Mad Aussie makes brilliant record

No this isn’t a dream. There is another prodigious but troubled young Aussie making brilliant music from an obscure Antipodean outpost. He’s Perth’s Luoke Steele AKA the mindboggling musical visionary behind The Sleepy Jackson. He conjures up psychedelic pop on a musical tectonic plate that – epending on the days geometric conditions – schisms between joy and rage, adulation and melancholia, happiness and sadness. The end result is a debut that’s stands with the bizarreness ‘n’ pop royalty of The Polyphonic Spree, The Flaming Lips and Mercury Rev.

The Sleepy Jackson‘s self-titled UK debut is an 8-track compilation of Steele’s troubled musical and mental odyssey since the band emerged Down Under in 1999. His life is a psycho version of that other wizard of Oz, Craig Nicholls – a tale of drugs (scary amounts of), booze (loads), control freakery, fisticuffs, perfectionism (he sacked three of his backing bands – one featuring his brother – within months) and then redemption at the end of it all when he found religion. Oh, and there’s some of the most brilliant weirdo-pop along the way.

The opener ‘Not Crying’ is a hazy 45-second blues strum that makes way for ‘Good Dancers’ a harmony-laden, steel-guitar driven song packed with vitality that sounds like the start of Spring in your headphones. ‘I’ll always dream for what you want’ swoons Steele, a man clearly revelling in his own spiritual awakening.
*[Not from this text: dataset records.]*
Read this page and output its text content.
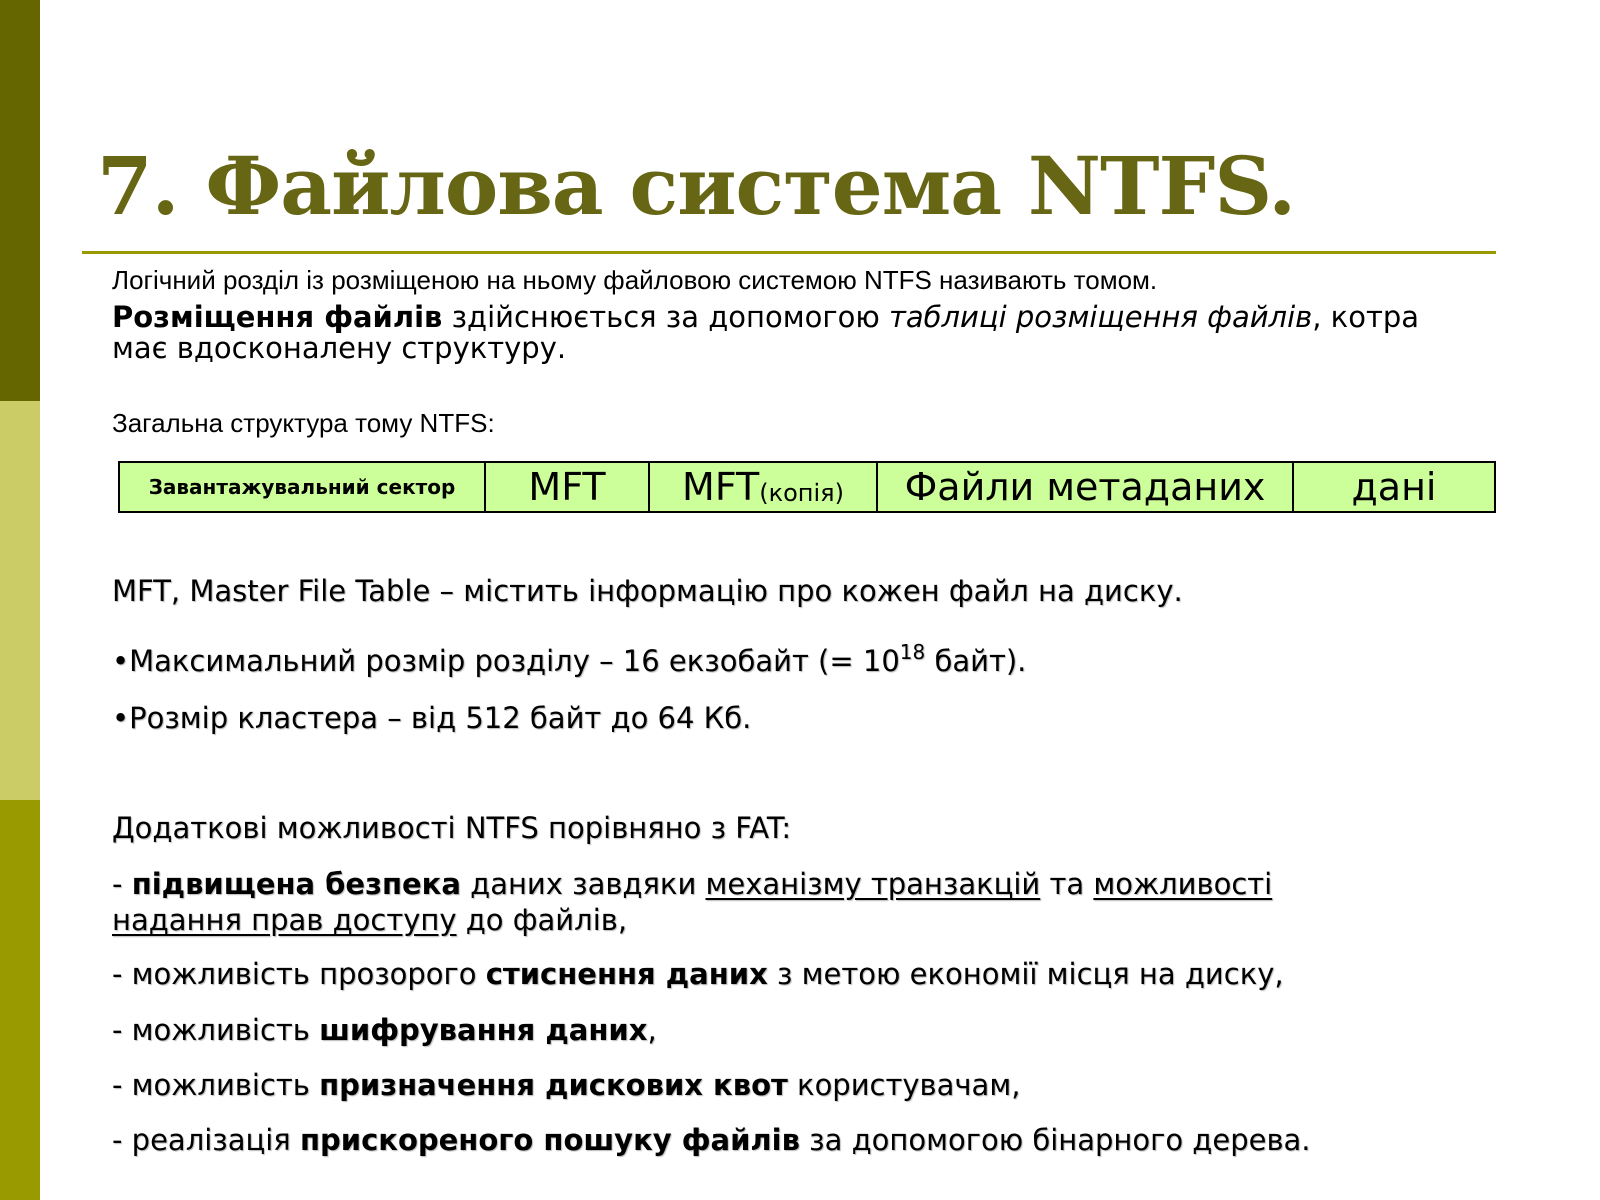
7. Файлова система NTFS.

Логічний розділ із розміщеною на ньому файловою системою NTFS називають томом.

Розміщення файлів здійснюється за допомогою таблиці розміщення файлів, котра

має вдосконалену структуру.

Загальна структура тому NTFS:

Завантажувальний сектор	MFT	MFT (копія)	Файли метаданих	дані

MFT, Master File Table – містить інформацію про кожен файл на диску.

•Максимальний розмір розділу – 16 екзобайт (= $10^{18}$ байт).

•Розмір кластера – від 512 байт до 64 Кб.

Додаткові можливості NTFS порівняно з FAT:

- підвищена безпека даних завдяки механізму транзакцій та можливості

надання прав доступу до файлів,

- можливість прозорого стиснення даних з метою економії місця на диску,

- можливість шифрування даних,

- можливість призначення дискових квот користувачам,

- реалізація прискореного пошуку файлів за допомогою бінарного дерева.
‘Sunkids’ perfectly illustrates the twin contradictory passions that powers the tension in The Sleepy Jackson – on one hand it’s dazzlingly uplifting (it’s sung almost entirely by what sounds like a kids choir) on the other it’s hugely unsettling (the constant uneasy chimes, the “I can’t make it on my own” refrain and references to being “crazy”). ‘Lung”s 40-second long paranoid rant (“All the people in the club like laughed at me” Steele barks) is followed by the breathtaking surety of the acoustic guitar and harmonies singalong of ‘Now Your Spirit Drags The Pack’. And as if he’s yearning for classic status already, ‘Caffeine in The Morning Sun’, is a drunken bible-belt sing-a-long that would slot seamlessly onto Neil Young’s ‘After The Goldrush’.

By the ckimax ‘Let Your Love Be Love’ – an after hours anthem to rival ‘Waltzing Matilda’ – Steele’s passions weave together to form a near perfect whole. He flits easily between the collective grin of The Polyphonic Spree and the grimace of Nick Cave. But ultimately it’s the blissfully dippy core message – of just loving, love – that wins out. And if you do that half as much as you’ll love The Sleepy Jackson, the world will be a much better place. Wake up it’s time to become a Sleepy head.